From: clemens(a)ladisch.de
To: nickycopeland(a)hotmail.com
CC: d(a)drobilla.net; linux-audio-dev(a)lists.linuxaudio.org
Subject: Re: [LAD] Pipes vs. Message Queues
Nick Copeland wrote:
> I got curious, so I bashed out a quick
program to benchmark pipes vs
> POSIX message queues. It just pumps a bunch of messages through the
> pipe/queue in a tight loop.
This benchmark measures data transfer bandwidth. If increasing that
were your goal, you should use some zero-copy mechanism such as shared
memory or (vm)splice.
You might be running into some basic scheduler
weirdness here though
and not something inherently wrong with the POSIX queues.
The difference between pipes and message queues is that the latter are
typically used for synchronization, so it's possible that the kernel
tries to optimize for this by doing some scheduling for the receiving
process.
Not sure about that. The CPU(95%) was all in the kernel, not in the process
itself so any improvements to what it scheduled for the process would only
translate into a small percentage difference.
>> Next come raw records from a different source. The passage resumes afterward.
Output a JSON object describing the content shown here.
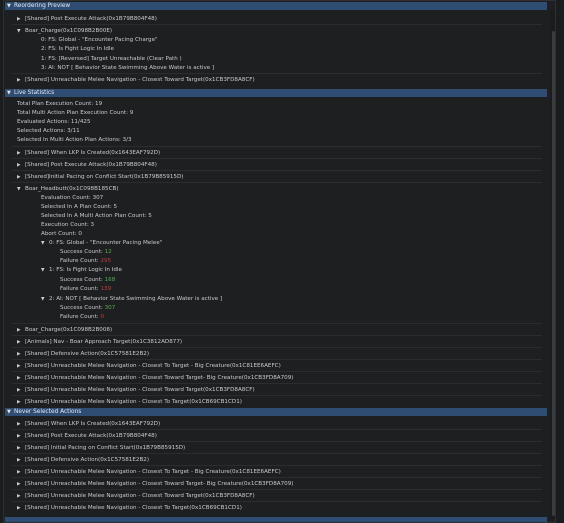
{
  "sections": {
    "reordering": "Reordering Preview",
    "live": "Live Statistics",
    "never": "Never Selected Actions"
  },
  "reordering": {
    "row1": "[Shared] Post Execute Attack(0x1B79B804F48)",
    "boar_charge": "Boar_Charge(0x1C098B2B00E)",
    "p0": "0: FS: Global - \"Encounter Pacing Charge\"",
    "p1": "2: FS: Is Fight Logic In Idle",
    "p2": "1: FS: [Reversed] Target Unreachable (Clear Path )",
    "p3": "3: AI: NOT [ Behavior State Swimming Above Water is active ]",
    "row3": "[Shared] Unreachable Melee Navigation - Closest Toward Target(0x1CB3FD8A8CF)"
  },
  "stats": {
    "s1": "Total Plan Execution Count: 19",
    "s2": "Total Multi Action Plan Execution Count: 9",
    "s3": "Evaluated Actions: 11/425",
    "s4": "Selected Actions: 3/11",
    "s5": "Selected In Multi Action Plan Actions: 3/3"
  },
  "live_list": [
    "[Shared] When LKP Is Created(0x1643EAF792D)",
    "[Shared] Post Execute Attack(0x1B79B804F48)",
    "[Shared]Initial Pacing on Conflict Start(0x1B79B85915D)"
  ],
  "headbutt": {
    "title": "Boar_Headbutt(0x1C098B185CB)",
    "eval": "Evaluation Count: 307",
    "sel_plan": "Selected In A Plan Count: 5",
    "sel_multi": "Selected In A Multi Action Plan Count: 5",
    "exec": "Execution Count: 3",
    "abort": "Abort Count: 0",
    "c0": "0: FS: Global - \"Encounter Pacing Melee\"",
    "c0_success": "12",
    "c0_failure": "295",
    "c1": "1: FS: Is Fight Logic In Idle",
    "c1_success": "168",
    "c1_failure": "139",
    "c2": "2: AI: NOT [ Behavior State Swimming Above Water is active ]",
    "c2_success": "307",
    "c2_failure": "0",
    "success_label": "Success Count:",
    "failure_label": "Failure Count:"
  },
  "live_list2": [
    "Boar_Charge(0x1C098B2B008)",
    "[Animals] Nav - Boar Approach Target(0x1C3812AD877)",
    "[Shared] Defensive Action(0x1C57581E2B2)",
    "[Shared] Unreachable Melee Navigation - Closest To Target - Big Creature(0x1C81EE6AEFC)",
    "[Shared] Unreachable Melee Navigation - Closest Toward Target- Big Creature(0x1CB3FD8A709)",
    "[Shared] Unreachable Melee Navigation - Closest Toward Target(0x1CB3FD8A8CF)",
    "[Shared] Unreachable Melee Navigation - Closest To Target(0x1CB69CB1CD1)"
  ],
  "never_list": [
    "[Shared] When LKP Is Created(0x1643EAF792D)",
    "[Shared] Post Execute Attack(0x1B79B804F48)",
    "[Shared] Initial Pacing on Conflict Start(0x1B79B85915D)",
    "[Shared] Defensive Action(0x1C57581E2B2)",
    "[Shared] Unreachable Melee Navigation - Closest To Target - Big Creature(0x1C81EE6AEFC)",
    "[Shared] Unreachable Melee Navigation - Closest Toward Target- Big Creature(0x1CB3FD8A709)",
    "[Shared] Unreachable Melee Navigation - Closest Toward Target(0x1CB3FD8A8CF)",
    "[Shared] Unreachable Melee Navigation - Closest To Target(0x1CB69CB1CD1)"
  ]
}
Isn't it more likely that the pipe
code is using an inefficient kernel lock on the pipe to ensure it is thread safe?
Please don't misunderstand my 'not sure about', I am relieved to say I am not
a kernel programmer but understanding these kinds of limitations is interesting
as it bears directly on application implementation (see below).
The results
with 1M messages had wild variance with SCHED_FIFO,
SCHED_FIFO is designed for latency, not for throughput. It's no
surprise that it doesn't work well when you have two threads that both
want to grab 100 % of the CPU.
Dave can comment on what he wanted to actually achieve, I was interested in
whether the results could be shown to be general. I take your points on the use
of SCHED_FIFO but there are still some weirdness
It's no surprise that it doesn't work well
It does work very well, just not with piped messages.
when you have two threads that both want to grab 100 %
of the CPU
My system does have 200% available though, it's was dual core and the question
I raised was why there is a scheduling problem between the two separate threads
with pipes whilst it could be demonstrated that there was no real need to have
such contention.
Perhaps I should revisit another project I was working on which was syslog event
correlation: it used multiple threads to be scalable to >1M syslog per second
(big installation). I was testing it with socketpair()s and other stuff. I would be
interested to know if scheduler changes affect it too.
I actually quite like your idea of shared memory - dump a ringbuffer over that and
it could give interesting IPC. Am not going to test that as it would be a significant
change to Dave's code but on the Intel platform it could give some very high
performance without the need for any recursion to the kernel. The event correlator
would not benefit from the use of shmem since it was threaded, not multiprocessed.
Kind regards, nick